Beauty

Backstage beauty: Matted textures and braided folk twists redefined romance at Cecilie Bahnsen

By Josefin Forsberg

Photo: Studio Cim Mahoney

Ten years of dreamy dresses called for a beauty counterpoint with grit. In her concrete-heavy outdoor setting, Cecilie Bahnsen’s girls wore hair that felt lived-in rather than preciously polished

The brief from Cecilie Bahnsen's head hairstylist (and backstage veteran) Cim Mahony was simple: soft yet scruffy.

Hair was prepped with a nourishing primer to detangle and make it pliable, then roughed up with volumising mousse and a mist of dry texture. The finish was matte and touchable, the kind of slept-in movement that stops the celebrated designer's silhouettes from veering saccharine. “It’s about contrast,” Mahony said backstage. “A beautiful mess against sculptural, couture-like dresses.”

Braids are part of the Bahnsen vocabulary. This season the team leaned into a folky feel, working clean centre parts into cornrows and box braids. The wide-tooth-comb attachment to the Dyson hair dryer helped stretch and loosen lengths before braiding, which kept the texture believable rather than overly set. Just before lineup, a light setting spray went on to hold the shape without killing the airiness.

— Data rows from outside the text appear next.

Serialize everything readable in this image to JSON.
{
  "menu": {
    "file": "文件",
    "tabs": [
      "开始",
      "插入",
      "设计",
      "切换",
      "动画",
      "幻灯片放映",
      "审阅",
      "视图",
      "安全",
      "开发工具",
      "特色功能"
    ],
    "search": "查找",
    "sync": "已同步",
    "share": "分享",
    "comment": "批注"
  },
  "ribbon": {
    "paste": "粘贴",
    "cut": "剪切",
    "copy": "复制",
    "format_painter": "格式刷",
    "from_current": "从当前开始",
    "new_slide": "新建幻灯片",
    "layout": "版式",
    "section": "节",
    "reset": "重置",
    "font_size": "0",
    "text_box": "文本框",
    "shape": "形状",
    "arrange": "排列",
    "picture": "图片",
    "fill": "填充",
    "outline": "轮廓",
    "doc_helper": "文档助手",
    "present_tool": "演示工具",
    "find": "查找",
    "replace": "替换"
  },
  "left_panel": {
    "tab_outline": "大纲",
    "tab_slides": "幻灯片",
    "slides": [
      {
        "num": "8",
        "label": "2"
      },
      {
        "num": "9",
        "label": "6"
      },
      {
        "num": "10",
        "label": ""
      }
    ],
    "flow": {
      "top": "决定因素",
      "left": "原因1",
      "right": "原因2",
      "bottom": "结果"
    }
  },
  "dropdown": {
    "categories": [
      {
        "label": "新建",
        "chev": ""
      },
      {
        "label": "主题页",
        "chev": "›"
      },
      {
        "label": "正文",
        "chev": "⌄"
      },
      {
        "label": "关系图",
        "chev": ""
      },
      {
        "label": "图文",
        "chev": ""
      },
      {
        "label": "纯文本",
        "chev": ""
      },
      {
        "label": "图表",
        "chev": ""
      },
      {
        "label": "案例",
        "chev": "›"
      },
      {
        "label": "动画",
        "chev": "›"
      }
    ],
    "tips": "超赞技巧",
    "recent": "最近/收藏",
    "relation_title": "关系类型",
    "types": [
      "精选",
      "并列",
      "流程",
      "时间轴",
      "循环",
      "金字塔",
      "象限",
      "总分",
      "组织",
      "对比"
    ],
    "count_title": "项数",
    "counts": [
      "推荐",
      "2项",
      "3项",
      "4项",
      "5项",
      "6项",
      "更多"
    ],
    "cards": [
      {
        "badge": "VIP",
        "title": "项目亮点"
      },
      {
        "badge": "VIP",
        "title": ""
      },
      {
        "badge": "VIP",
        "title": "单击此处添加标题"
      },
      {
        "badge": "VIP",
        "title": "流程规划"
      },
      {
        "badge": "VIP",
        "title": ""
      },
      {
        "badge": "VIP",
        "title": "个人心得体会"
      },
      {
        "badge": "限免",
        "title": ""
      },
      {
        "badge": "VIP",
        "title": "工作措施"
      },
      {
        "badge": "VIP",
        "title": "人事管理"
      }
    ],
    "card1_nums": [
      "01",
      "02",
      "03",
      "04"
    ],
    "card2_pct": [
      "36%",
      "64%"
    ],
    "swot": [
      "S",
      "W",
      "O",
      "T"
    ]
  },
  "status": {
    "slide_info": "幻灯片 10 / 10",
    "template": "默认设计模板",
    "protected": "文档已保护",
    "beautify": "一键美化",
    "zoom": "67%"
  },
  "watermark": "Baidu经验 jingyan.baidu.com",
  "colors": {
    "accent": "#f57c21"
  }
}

Together, the beauty read as modern and streetwise. Matte, braided texture stopped the silhouettes from drifting into pure prettiness. The reflective silver-leafed eye by makeup artist Trine Skjøth was was the red (or, more accurately, silver) thread of the collection. For a tenth-anniversary retrospective that pulled from the archive and amplified the codes, this was the right counterweight. Romance remained, but with some delicious grit to contrast.